On a global basis, private equity funds saw a surge in assets under management in 2017, with 921 private equity funds reaching a final close and over $453 billion raised — the largest level of commitments in the past 10 years.  These new funds include a significant number of first-time fund managers, with 226 first-time funds reaching their final closing in 2017.  Given the continued interest in first-time fund managers in 2017, we expect the figure for first-time final closings to increase in 2018.
First-time fund managers present an attractive opportunity for many private equity fund investors because of the potential for strong returns and the ability to build a strong relationship for future growth with the manager. At the same time, with the number of existing private equity fund managers marketing new funds, competition for investor dollars has been intense, and not all investors have been willing to risk betting on a first-time manager without a proven track record of performance. For instance, in a 2017 Preqin survey, 41 percent of surveyed investors said that they would not invest in a first-time fund because of the importance of an established track record.  Yet, at the same time, 33 percent of investors in that same survey showed a preference for first-time funds, a strong indicator of the continued interest in this segment of the private equity industry. 
Some first-time managers succeed by presenting a differentiated strategy and limited opportunity to invest at the inception of a new fund. Others succeed by teaming up with one or more institutional investors who seed the manager and/or its fund for its initial fund launch.
In a competitive landscape, the right seeding arrangement can give a first-time manager the boost it needs early in the fundraising process. Not only can a seed investor’s capital be critical for getting the scale sufficient to execute the manger’s strategy, some seed investors have been able to bring a competitive advantage to the manager by virtue of their expertise or industry contacts. A seed investor’s willingness to provide capital and support to a first-time manager can be seen as a significant vote of confidence in the manager’s strategy and investing capabilities, helping overcome the reluctance regarding a first-time manager’s lack of a “fund” track record, while at the same time lending credibility to the manager and the offering the opportunity for institutional mentoring.
In 2017, there was healthy interest from institutional investors looking to enter the emerging manager market for the first time by joining groups of “anchor investors” led by one or more seasoned seed investors. These newer entrants to the seeding industry have sought to reduce the risk of betting on a first-time manager by teaming up with an experienced seeder, with the expectation that this will be an advantage in the diligence process and in the manager’s efforts to reach a successful initial and final closing. We view this as a positive development for both the seeding and first-time manager markets, providing an important comfort level that can lead to increased allocations by these institutional investors to this segment of the private equity industry.
The structure and approach of seeding arrangements with first-time managers in 2017 have been bespoke and customized, ranging from light-touch arrangements to more extensive joint venture-type relationships with extensive governance provisions. At the same time, certain hallmark features remain consistent across seed investment arrangements. The seed investor invariably provides the fund manager with a significant commitment of capital to the fund, typically early in the fundraising process, in order for the manager to reach a successful first closing. Initial commitments from seeders are typically substantial — anywhere from 10 to 33 percent of the overall target fund size. In such instances, the seed investor’s capital provides an “anchor” for the manager to complete an initial launch of the fund.

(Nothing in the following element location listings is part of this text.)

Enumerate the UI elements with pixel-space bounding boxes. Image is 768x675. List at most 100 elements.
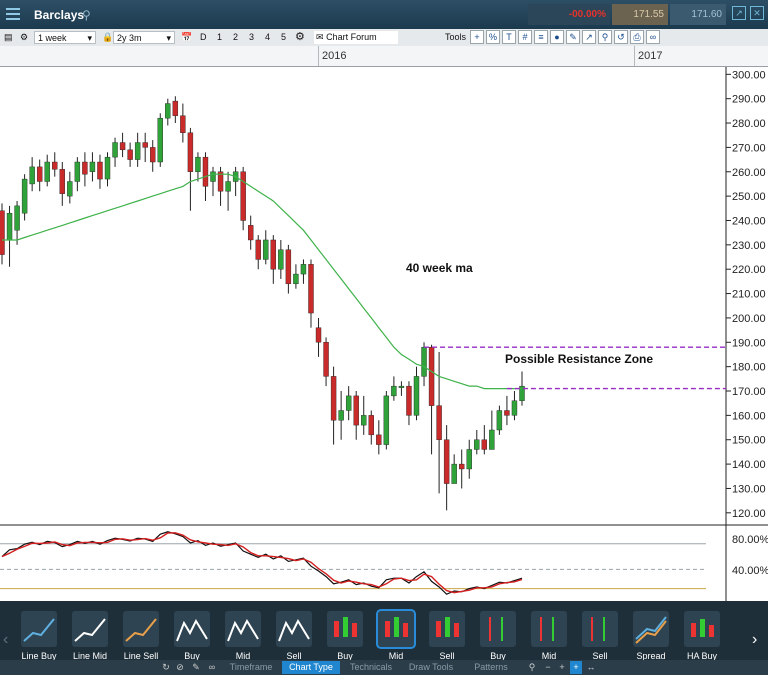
refresh-icon[interactable]: ↻ (160, 661, 172, 674)
mountain-chart-icon (174, 611, 210, 647)
price-tick-label: 230.00 (732, 240, 766, 252)
close-icon[interactable]: ✕ (750, 6, 764, 20)
zoom-out-icon[interactable]: − (542, 661, 554, 674)
link-icon[interactable]: ∞ (646, 30, 660, 44)
block-icon[interactable]: ⊘ (174, 661, 186, 674)
candle (278, 249, 284, 270)
chart-type-spread[interactable]: Spread (627, 611, 675, 661)
loop-icon[interactable]: ↺ (614, 30, 628, 44)
candle (112, 142, 118, 158)
pencil-icon[interactable]: ✎ (566, 30, 580, 44)
range-select[interactable]: 2y 3m ▾ (113, 31, 175, 44)
candle (74, 161, 81, 182)
chart-type-ohlc-sell[interactable]: Sell (576, 611, 624, 661)
bulb-icon[interactable]: ● (550, 30, 564, 44)
settings-gear-icon[interactable]: ⚙ (20, 31, 28, 44)
price-tick-label: 300.00 (732, 69, 766, 81)
price-tick-label: 150.00 (732, 435, 766, 447)
pencil-icon[interactable]: ✎ (190, 661, 202, 674)
candle (59, 169, 65, 194)
candle (240, 171, 246, 221)
candle (195, 156, 201, 172)
fibonacci-icon[interactable]: ≡ (534, 30, 548, 44)
candle (353, 395, 359, 426)
indicator-fast-line (1, 531, 523, 595)
link-icon[interactable]: ∞ (206, 661, 218, 674)
chart-type-ohlc-buy[interactable]: Buy (474, 611, 522, 661)
tab-technicals[interactable]: Technicals (342, 661, 400, 674)
chart-type-candle-sell[interactable]: Sell (423, 611, 471, 661)
calendar-icon[interactable]: 📅 (181, 31, 192, 44)
chart-type-line-sell[interactable]: Line Sell (117, 611, 165, 661)
day-button-3[interactable]: 3 (249, 31, 254, 44)
day-button-5[interactable]: 5 (281, 31, 286, 44)
candle (398, 385, 405, 388)
scroll-right-icon[interactable]: › (752, 631, 757, 649)
day-button-d[interactable]: D (200, 31, 207, 44)
chart-type-mountain-mid[interactable]: Mid (219, 611, 267, 661)
candle (134, 142, 141, 160)
chart-type-candle-buy[interactable]: Buy (321, 611, 369, 661)
printer-icon[interactable]: ⎙ (630, 30, 644, 44)
price-tick-label: 210.00 (732, 289, 766, 301)
tab-draw-tools[interactable]: Draw Tools (402, 661, 460, 674)
crosshair-icon[interactable]: + (470, 30, 484, 44)
price-tick-label: 160.00 (732, 410, 766, 422)
chart-type-mountain-buy[interactable]: Buy (168, 611, 216, 661)
candle (255, 239, 261, 260)
price-tick-label: 170.00 (732, 386, 766, 398)
crosshair-icon[interactable]: + (570, 661, 582, 674)
ohlc-bar-icon (531, 611, 567, 647)
price-chart[interactable]: 300.00 290.00 280.00 270.00 260.00 250.00 240.… (0, 67, 768, 601)
fit-icon[interactable]: ↔ (584, 661, 598, 674)
layout-icon[interactable]: ▤ (4, 31, 13, 44)
buy-price-button[interactable]: 171.60 (670, 4, 726, 25)
tab-patterns[interactable]: Patterns (462, 661, 520, 674)
tab-timeframe[interactable]: Timeframe (222, 661, 280, 674)
sell-price-button[interactable]: 171.55 (612, 4, 668, 25)
price-tick-label: 220.00 (732, 264, 766, 276)
zoom-icon[interactable]: ⚲ (526, 661, 538, 674)
candlestick-icon (376, 609, 416, 649)
pin-icon[interactable]: ⚲ (598, 30, 612, 44)
price-tick-label: 140.00 (732, 459, 766, 471)
day-button-2[interactable]: 2 (233, 31, 238, 44)
chart-toolbar: ▤ ⚙ 1 week ▾ 🔒 2y 3m ▾ 📅 D 1 2 3 4 5 ⚙ ✉ C… (0, 29, 768, 47)
price-tick-label: 190.00 (732, 337, 766, 349)
price-tick-label: 280.00 (732, 118, 766, 130)
candle (443, 439, 450, 484)
candle (82, 161, 88, 175)
candle (127, 149, 133, 160)
day-button-4[interactable]: 4 (265, 31, 270, 44)
candle (391, 385, 397, 397)
chart-type-line-buy[interactable]: Line Buy (15, 611, 63, 661)
line-chart-icon (123, 611, 159, 647)
grid-icon[interactable]: # (518, 30, 532, 44)
lock-icon[interactable]: 🔒 (102, 31, 113, 44)
year-label-2016: 2016 (322, 50, 347, 62)
chart-type-ha-buy[interactable]: HA Buy (678, 611, 726, 661)
hamburger-menu-icon[interactable] (4, 5, 22, 23)
chart-type-mountain-sell[interactable]: Sell (270, 611, 318, 661)
zoom-in-icon[interactable]: + (556, 661, 568, 674)
chart-type-ohlc-mid[interactable]: Mid (525, 611, 573, 661)
chart-settings-gear-icon[interactable]: ⚙ (295, 31, 305, 44)
text-icon[interactable]: T (502, 30, 516, 44)
tools-label: Tools (445, 32, 467, 42)
candle (247, 225, 254, 241)
day-button-1[interactable]: 1 (217, 31, 222, 44)
tab-chart-type[interactable]: Chart Type (282, 661, 340, 674)
chart-forum-button[interactable]: ✉ Chart Forum (314, 31, 398, 44)
candle (180, 115, 186, 133)
arrow-icon[interactable]: ↗ (582, 30, 596, 44)
chart-type-candle-mid[interactable]: Mid (372, 609, 420, 661)
candle (172, 100, 179, 116)
percent-icon[interactable]: % (486, 30, 500, 44)
indicator-tick-80: 80.00% (732, 534, 768, 546)
search-icon[interactable]: ⚲ (82, 8, 91, 22)
scroll-left-icon[interactable]: ‹ (3, 631, 8, 649)
chart-type-line-mid[interactable]: Line Mid (66, 611, 114, 661)
popout-icon[interactable]: ↗ (732, 6, 746, 20)
price-change: -00.00% (528, 4, 610, 25)
interval-select[interactable]: 1 week ▾ (34, 31, 96, 44)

In return, seed investors have typically received a share of the management fee and other fees (such as monitoring fees, transaction fees, and directors’ fees) payable to the manager and a share of the carried interest allocated to the manager. These revenue-sharing arrangements have generally been structured through a contractual arrangement, an ownership interest in one of the fund manager entities, or a combination of both. Other rights typically granted to the seed investor have included the right to receive favorable economics in future funds launched by the manager, so that the seed investor achieves the benefit of taking the first-time risk on the manager’s success. In 2017, as in prior years, the specific terms and duration of these future-fund seeder rights varied widely, sometimes measured by years and sometimes by threshold level of assets under management.
One approach for addressing the inherent risk in seeding arrangements with first-time managers has been through the seeders’ acquisition of governance and control rights with respect to the manager’s business and the funds being launched. While there is some level of negotiation, the core of these rights typically seeks to define and limit the manager’s ability to deviate from the investment strategy, take on undue financial exposure, and make significant amendments to governing agreements of entities in the corporate structure, among others. At the fund level, this often will include the right to appoint one or more members to the limited partner advisory committee for the fund. Seed investors typically will obtain participation rights on the investment committee of the manager, often in the status of an observer but sometimes as a voting member of that committee. 
Given the strong interest in private equity generally and in first-time managers specifically, we anticipate continued interest in 2018 in both first-time managers and in seeding arrangements. In recent years, the universe of investors interested in first-time managers has expanded, and we expect to see investors such as family offices, insurance companies, non-U.S. institutional investors, and fund-of-funds managers continue to invest in this segment of the private equity industry and perhaps expand their exposure to it. While the field for new managers and investors interested in them is becoming more crowded, we believe that there is room for continued growth in the industry.